Haksız bir eylem sonucu desteğini yitiren kimse TBK’nın 53. maddesine dayanarak uğradığı zararın ödetilmesini isteyebilir. Ancak, destekten yoksun kalma tazminatına hükmedilmesi için öncelikle, ölen ile destekten yoksun kalan arasında maddi yönden düzenli ve eylemli bir yardımın varlığı gerekir. Burada sözü geçen destek kavramı hukuksal bir ilişkiyi değil, eylemli bir durumu hedef tutar ve ne hısımlığa ne de yasanın nafaka hakkındaki hükümlerine dayanır; sadece eylemli ve düzenli olarak geçimini kısmen veya tamamen sağlayacak şekilde yardım eden ve olayların olağan akışına göre eğer ölüm vuku bulmasaydı, az çok yakın bir gelecekte de bu yardımı sağlayacak olan kimse destek sayılır. O hâlde destek sayılabilmek için yardımın eylemli olması ve ölümden sonra da düzenli bir biçimde devam edeceğinin anlaşılması yeterli görülür.

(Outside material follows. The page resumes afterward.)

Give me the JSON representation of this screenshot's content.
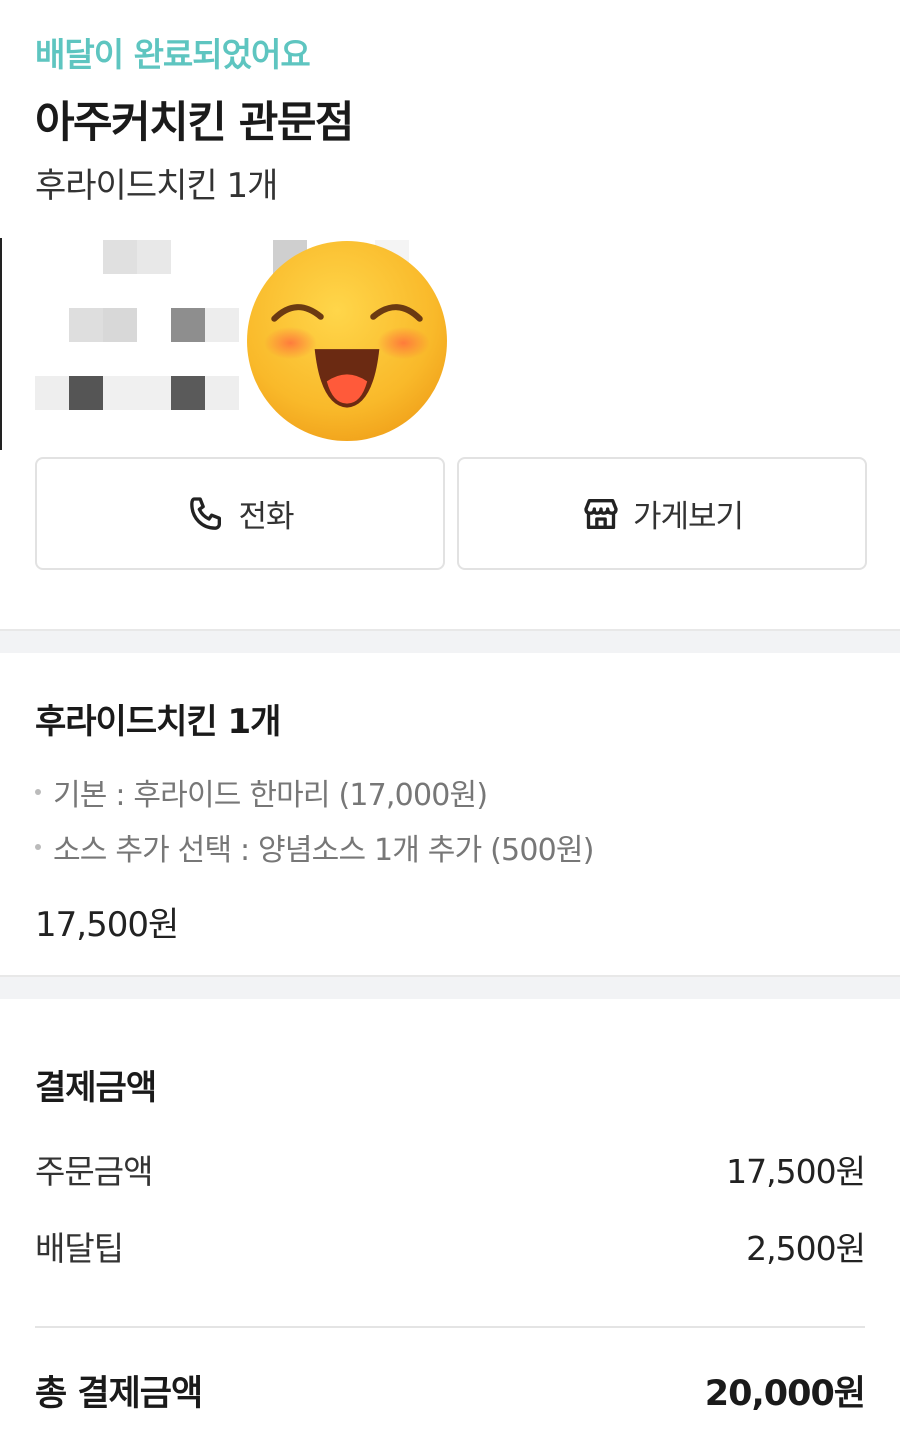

Bununla birlikte destekten yoksun kalan kimse devamlı ve gerçek bir ihtiyaç içerisinde bulunmalıdır. Genel olarak bakım ihtiyacı, sosyal düzeye uygun olan yaşamın devamını sağlamak için gerekli olanaklardan yoksun kalmayı anlatır. Eğer ölenin eylemli olarak baktığı davacı, ölüm yüzünden bu bakımın sağladığı yaşama düzeyinin altına düşmüş olursa, ihtiyaç içerisinde bulunma koşulu gerçekleşmiş sayılır. Burada önemli olan, destekten yoksun kalan kimsenin ve ailesinin temsil ettiği sosyal ve ekonomik düzeye göre normal karşılanan giderlerdir (… Hukuk Genel Kurulunun 21.04.1982 tarihli ve 1979/4-1528 E., 1982/412 K. sayılı kararı).
Destekten yoksun kalma tazminatı talep edilebilmesi için destekten yoksun kalma zararı yanında zarar ile haksız fiil arasında uygun illiyet bağının da bulunması gerekir.

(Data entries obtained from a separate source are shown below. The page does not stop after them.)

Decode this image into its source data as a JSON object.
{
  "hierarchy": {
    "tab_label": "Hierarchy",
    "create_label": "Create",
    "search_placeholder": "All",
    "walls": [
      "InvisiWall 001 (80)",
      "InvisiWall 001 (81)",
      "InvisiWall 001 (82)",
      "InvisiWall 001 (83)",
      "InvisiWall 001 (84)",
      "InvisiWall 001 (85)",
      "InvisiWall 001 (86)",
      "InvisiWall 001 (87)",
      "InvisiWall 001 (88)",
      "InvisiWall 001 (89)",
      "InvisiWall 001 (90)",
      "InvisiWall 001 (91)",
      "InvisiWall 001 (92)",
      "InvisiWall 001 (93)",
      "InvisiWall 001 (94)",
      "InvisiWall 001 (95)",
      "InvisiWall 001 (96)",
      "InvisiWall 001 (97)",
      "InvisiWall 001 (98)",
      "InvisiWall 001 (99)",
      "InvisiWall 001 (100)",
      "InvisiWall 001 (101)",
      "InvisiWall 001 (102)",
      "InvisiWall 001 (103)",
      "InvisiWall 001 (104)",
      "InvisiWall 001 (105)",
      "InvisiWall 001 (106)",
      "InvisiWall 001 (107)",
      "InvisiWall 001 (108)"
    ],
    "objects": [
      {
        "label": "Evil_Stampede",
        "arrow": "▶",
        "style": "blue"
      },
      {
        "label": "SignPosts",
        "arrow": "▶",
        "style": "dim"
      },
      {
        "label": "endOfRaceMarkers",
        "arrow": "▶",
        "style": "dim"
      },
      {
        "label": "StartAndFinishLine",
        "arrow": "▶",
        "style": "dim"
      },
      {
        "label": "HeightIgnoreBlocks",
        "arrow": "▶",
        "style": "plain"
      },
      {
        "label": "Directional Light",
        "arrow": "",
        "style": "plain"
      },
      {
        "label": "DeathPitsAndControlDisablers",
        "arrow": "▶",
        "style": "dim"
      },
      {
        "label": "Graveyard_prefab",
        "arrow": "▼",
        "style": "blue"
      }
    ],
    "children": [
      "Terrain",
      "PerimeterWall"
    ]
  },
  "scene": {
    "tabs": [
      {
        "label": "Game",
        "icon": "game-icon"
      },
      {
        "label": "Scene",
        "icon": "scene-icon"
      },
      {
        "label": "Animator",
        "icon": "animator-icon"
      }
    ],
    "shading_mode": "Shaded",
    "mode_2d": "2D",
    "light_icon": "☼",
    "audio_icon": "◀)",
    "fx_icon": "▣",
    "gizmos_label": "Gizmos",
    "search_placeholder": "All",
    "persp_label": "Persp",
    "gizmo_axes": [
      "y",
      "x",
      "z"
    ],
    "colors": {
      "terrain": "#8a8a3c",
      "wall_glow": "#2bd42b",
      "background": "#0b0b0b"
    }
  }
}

Destekten yoksun kalma tazminatı talep edilebilmesi için diğer bir şart, destekten yoksun kalma zararından bir sorumluluk doğmasıdır. Haksız fiil sorumlusu olarak sürücünün sorumluluğu TBK’nın 49. maddesinde düzenlenen kusur sorumluluğudur. Madde; “Kusurlu ve hukuka aykırı bir fiille başkasına zarar veren, bu zararı gidermekle yükümlüdür. Zarar verici fiili yasaklayan bir hukuk kuralı bulunmasa bile, ahlaka aykırı bir fiille başkasına kasten zarar veren de, bu zararı gidermekle yükümlüdür.” belirlemesi ile kusur, haksız fiilin kurucu bir unsuru olarak düzenlemiştir.

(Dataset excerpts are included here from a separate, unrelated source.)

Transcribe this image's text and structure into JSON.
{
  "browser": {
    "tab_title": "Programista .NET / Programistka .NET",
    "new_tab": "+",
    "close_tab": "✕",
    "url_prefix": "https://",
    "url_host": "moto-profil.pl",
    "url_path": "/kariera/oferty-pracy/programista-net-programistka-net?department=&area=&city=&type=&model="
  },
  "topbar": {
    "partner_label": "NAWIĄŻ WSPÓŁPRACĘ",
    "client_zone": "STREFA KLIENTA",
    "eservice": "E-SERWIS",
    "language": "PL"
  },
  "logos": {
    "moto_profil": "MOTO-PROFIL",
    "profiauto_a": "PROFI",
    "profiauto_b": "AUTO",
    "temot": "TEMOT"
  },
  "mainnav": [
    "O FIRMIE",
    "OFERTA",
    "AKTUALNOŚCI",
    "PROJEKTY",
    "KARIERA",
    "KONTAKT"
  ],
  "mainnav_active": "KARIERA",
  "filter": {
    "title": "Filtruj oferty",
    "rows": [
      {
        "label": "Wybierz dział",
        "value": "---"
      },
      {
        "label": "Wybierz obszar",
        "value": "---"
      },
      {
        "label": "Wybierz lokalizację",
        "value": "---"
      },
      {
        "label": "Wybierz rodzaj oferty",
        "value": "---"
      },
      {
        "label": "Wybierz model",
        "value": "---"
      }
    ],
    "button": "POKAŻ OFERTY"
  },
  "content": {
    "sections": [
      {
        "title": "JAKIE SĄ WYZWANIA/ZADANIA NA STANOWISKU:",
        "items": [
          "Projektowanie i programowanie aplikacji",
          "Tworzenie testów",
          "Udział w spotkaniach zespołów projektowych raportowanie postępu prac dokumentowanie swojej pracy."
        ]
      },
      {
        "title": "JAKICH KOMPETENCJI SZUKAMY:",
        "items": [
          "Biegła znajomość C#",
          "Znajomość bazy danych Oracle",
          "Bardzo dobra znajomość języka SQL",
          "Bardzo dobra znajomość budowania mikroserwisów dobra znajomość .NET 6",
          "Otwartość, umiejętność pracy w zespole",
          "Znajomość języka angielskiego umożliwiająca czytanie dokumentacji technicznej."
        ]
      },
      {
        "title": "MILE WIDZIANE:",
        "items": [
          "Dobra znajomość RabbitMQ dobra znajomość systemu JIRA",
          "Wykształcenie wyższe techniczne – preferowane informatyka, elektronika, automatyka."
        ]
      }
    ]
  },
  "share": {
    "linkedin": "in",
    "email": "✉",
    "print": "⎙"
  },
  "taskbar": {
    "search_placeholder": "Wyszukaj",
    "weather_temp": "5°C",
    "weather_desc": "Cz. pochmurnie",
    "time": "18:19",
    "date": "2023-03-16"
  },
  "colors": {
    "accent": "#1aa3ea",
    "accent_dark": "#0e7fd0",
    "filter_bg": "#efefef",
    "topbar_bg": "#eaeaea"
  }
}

01.06.2015 tarihinde Resmî Gazete’de yayımlanarak yürürlüğe giren Karayolu Motorlu Araçlar Zorunlu Malî Sorumluluk Sigortası Genel Şartları 12.08.2003 tarihli Genel Şartları yürürlükten kaldırılmış ve birçok yeni düzenleme getirmiştir. Genel Şartların A.1. maddesinde Genel Şartların amacı, 13.10.1983 tarihli ve 2918 sayılı Karayolları Trafik Kanunu uyarınca motorlu araç işletenlerine yüklenen hukukî sorumluluk için düzenlenen Karayolları Motorlu Araçlar Zorunlu Malî Sorumluluk Sigortasına yönelik ilgililerinin hak ve yükümlülüklerine ilişkin usul ve esasların düzenlenmesi olarak belirlenmiştir. 01.06.2015 tarihinde yürürlüğe giren Karayolu Motorlu Araçlar Zorunlu Malî Sorumluluk Sigortası Genel Şartlarının A.2. maddesinin (d) bendi, A.3 maddesinin … fıkrası ve … maddesinin (ç) bendi incelendiğinde karayolu motorlu araçlar zorunlu malî sorumluluk sigortası bir motorlu aracın işletilmesi sırasında üçüncü kişinin ölümü veya yaralanması veya malının zarara uğraması durumunda teminat kapsamına almaktadır.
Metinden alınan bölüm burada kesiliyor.